On the twelfth day, Kate walks by a display of twelve nutcrackers with drums. She helps Rich propose to Leigh, then plays matchmaker by introducing Margine to Jim and Toby to Miyoko. She invites all six to her family dinner. She briefly tells Jack she wishes him well in his new relationship, and convinces her sister's family to join the dinner. Meeting with Miles, the two quickly hit if off and then find Michael together, after which the kids from the group home also join the dinner. Impressed with Kate, Miles tells her he feels as if he's known her his whole life. The two finally share a kiss. Kate is overjoyed to see reality does not reboot at midnight.

==Cast==
- Amy Smart as Kate Stanton
- Mark-Paul Gosselaar as Miles Dufine
- Jayne Eastwood as Margine Frumkin
- Peter MacNeill as Mike Stanton
- Mary Long as Sally
- Richard Fitzpatrick as Jim
- Benjamin Ayres as Jack Evans
- Jennifer Kydd as Nancy
- Martin Roach as Dr. Kirschner
- Joe MacLeod as Toby
- Laura Miyata as Miyoko
- Stephan James as Michael
- Cherisse Woonsam as Leigh
- Paul Beer as Rich

==Music and theme song==
"Angels Are Singing" is a song performed by American recording artist Jordin Sparks, and serves as the theme song of 12 Dates of Christmas. It was released as a digital download on November 27, 2011 on iTunes and Amazon.com.

==Critical reception==
In Us Weekly, John Griffiths wrote, "This holiday romance steals a page from Groundhog Day and runs with it.... It's a sweet, wacky... and nicely woven journey, with the endearing Smart adding an extra twinkle."

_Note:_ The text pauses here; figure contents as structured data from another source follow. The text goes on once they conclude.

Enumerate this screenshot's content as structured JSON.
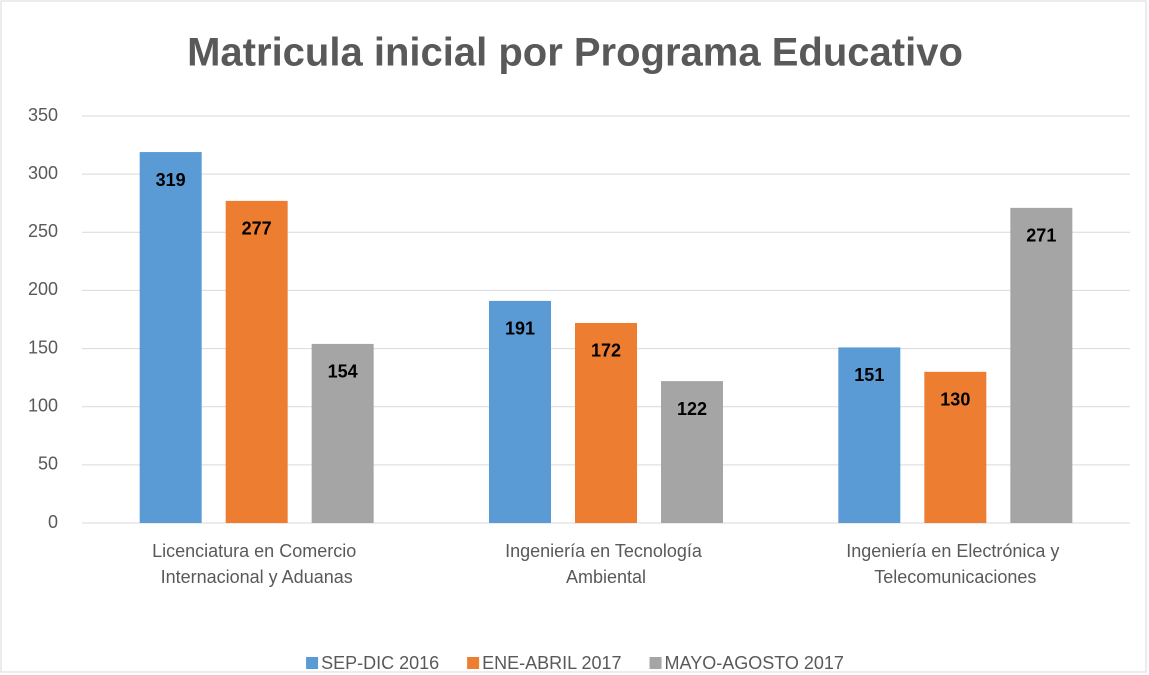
{
  "chart_data": {
    "type": "bar",
    "title": "Matricula inicial por Programa Educativo",
    "categories": [
      "Licenciatura en Comercio Internacional y Aduanas",
      "Ingeniería en Tecnología Ambiental",
      "Ingeniería en Electrónica y Telecomunicaciones"
    ],
    "series": [
      {
        "name": "SEP-DIC 2016",
        "color": "#5b9bd5",
        "values": [
          319,
          191,
          151
        ]
      },
      {
        "name": "ENE-ABRIL 2017",
        "color": "#ed7d31",
        "values": [
          277,
          172,
          130
        ]
      },
      {
        "name": "MAYO-AGOSTO 2017",
        "color": "#a5a5a5",
        "values": [
          154,
          122,
          271
        ]
      }
    ],
    "ylim": [
      0,
      350
    ],
    "yticks": [
      0,
      50,
      100,
      150,
      200,
      250,
      300,
      350
    ],
    "grid": true,
    "legend": "bottom"
  }
}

On Common Sense Media, Emily Ashby said, "... 12 Dates of Christmas works in a sappy-sweet, opposites-attract love plot that just happens to take place on Christmas Eve. This holiday tie-in bolsters what's otherwise a lukewarm story marked by a handful of funny moments and the requisite romantic ones. There's little that's remarkable about the story itself, but that doesn't mean the mostly predictable ending won't leave you feeling warm and fuzzy nonetheless."